“When Mexico sends its people, they’re not sending their best. They’re sending people that have lots of problems, and they’re bringing those problems with us. They’re bringing drugs. They’re bringing crime. They’re rapists.” Since this statement in June 2015, Donald Trump’s rhetoric has only intensified the Latino Threat, by which anti-immigrant attitudes toward Latinx and Hispanic individuals in the U.S. are intensified. It has also provided the underpinnings of San Juanita García’s latest article in Sociology of Race and Ethnicity.

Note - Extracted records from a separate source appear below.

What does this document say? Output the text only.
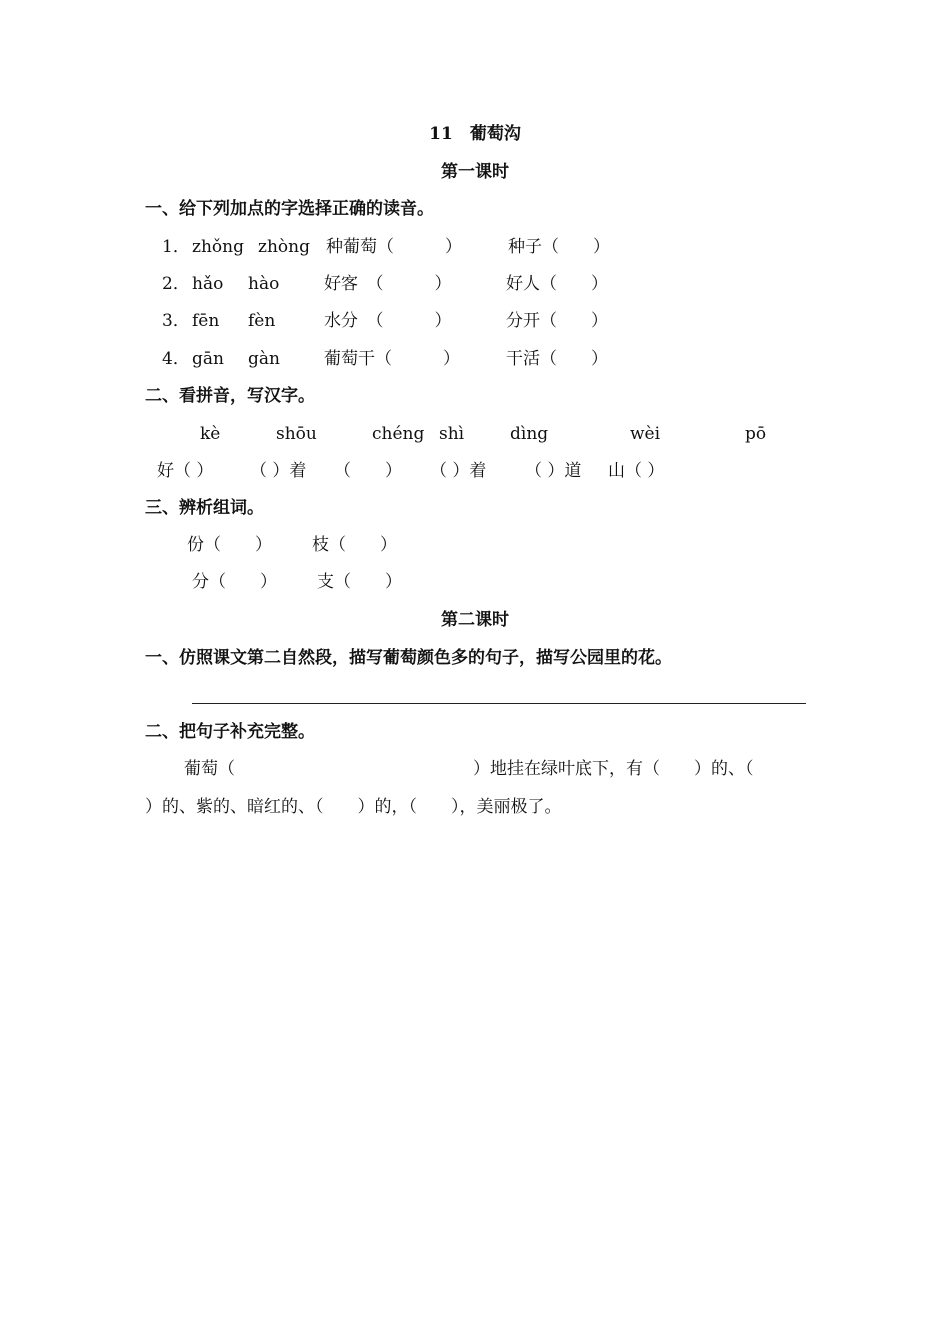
11　葡萄沟
第一课时
一、给下列加点的字选择正确的读音。
1． zhǒng zhòng 种葡萄（　　　）	种子（　　）
2． hǎo hào	好客　（　　　）	好人（　　）
3． fēn fèn	水分　（　　　）	分开（　　）
4． gān gàn	葡萄干（　　　）	干活（　　）
二、看拼音，写汉字。
kè	shōu	chéng shì	dìng	wèi	pō
好（ ） （ ）着 （　　） （ ）着 （ ）道 山（ ）
三、辨析组词。
份（　　） 枝（　　）
分（　　） 支（　　）
第二课时
一、仿照课文第二自然段，描写葡萄颜色多的句子，描写公园里的花。
二、把句子补充完整。
葡萄（　　　　　　　　　　　　　　）地挂在绿叶底下，有（　　）的、（
）的、紫的、暗红的、（　　）的，（　　），美丽极了。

García wanted to understand how Mexican-origin women experience racialization in an anti-immigrant climate and what that means for their sense of belonging or exclusion. She interviewed 60 Mexican-origin women residing in Houston, Texas; 30 were Mexican immigrants and 30 were Mexican Americans. García found that anti-immigrant attitudes resulted in all Mexican-origin women experiencing treatment as “illegal” regardless of their time in the U.S., generation, or legal status. She calls this process of attaching an assumption about documentation to a person’s phenotypical appearance racializing “illegality,” and women in her study reported being perceived and treated as undocumented in the workplace, criminal justice system, education system, and with healthcare professionals. They were continually asked whether they spoke English, were called wetback, and had their childbearing intentions questioned. García demonstrates how anti-immigrant attitudes have contributed to the often spurious conflation of race, legal status, nativity, and generation for Mexican-origin women.
García ends with a caution: since the 2016 presidential election, scholars have documented a rise in harassment and intimidation of those perceived to be “illegal,” and it shows no signs of abating. She calls on academics to delve more deeply into the ways racialization and “illegality” unfold in the lives of immigrants and other vulnerable populations.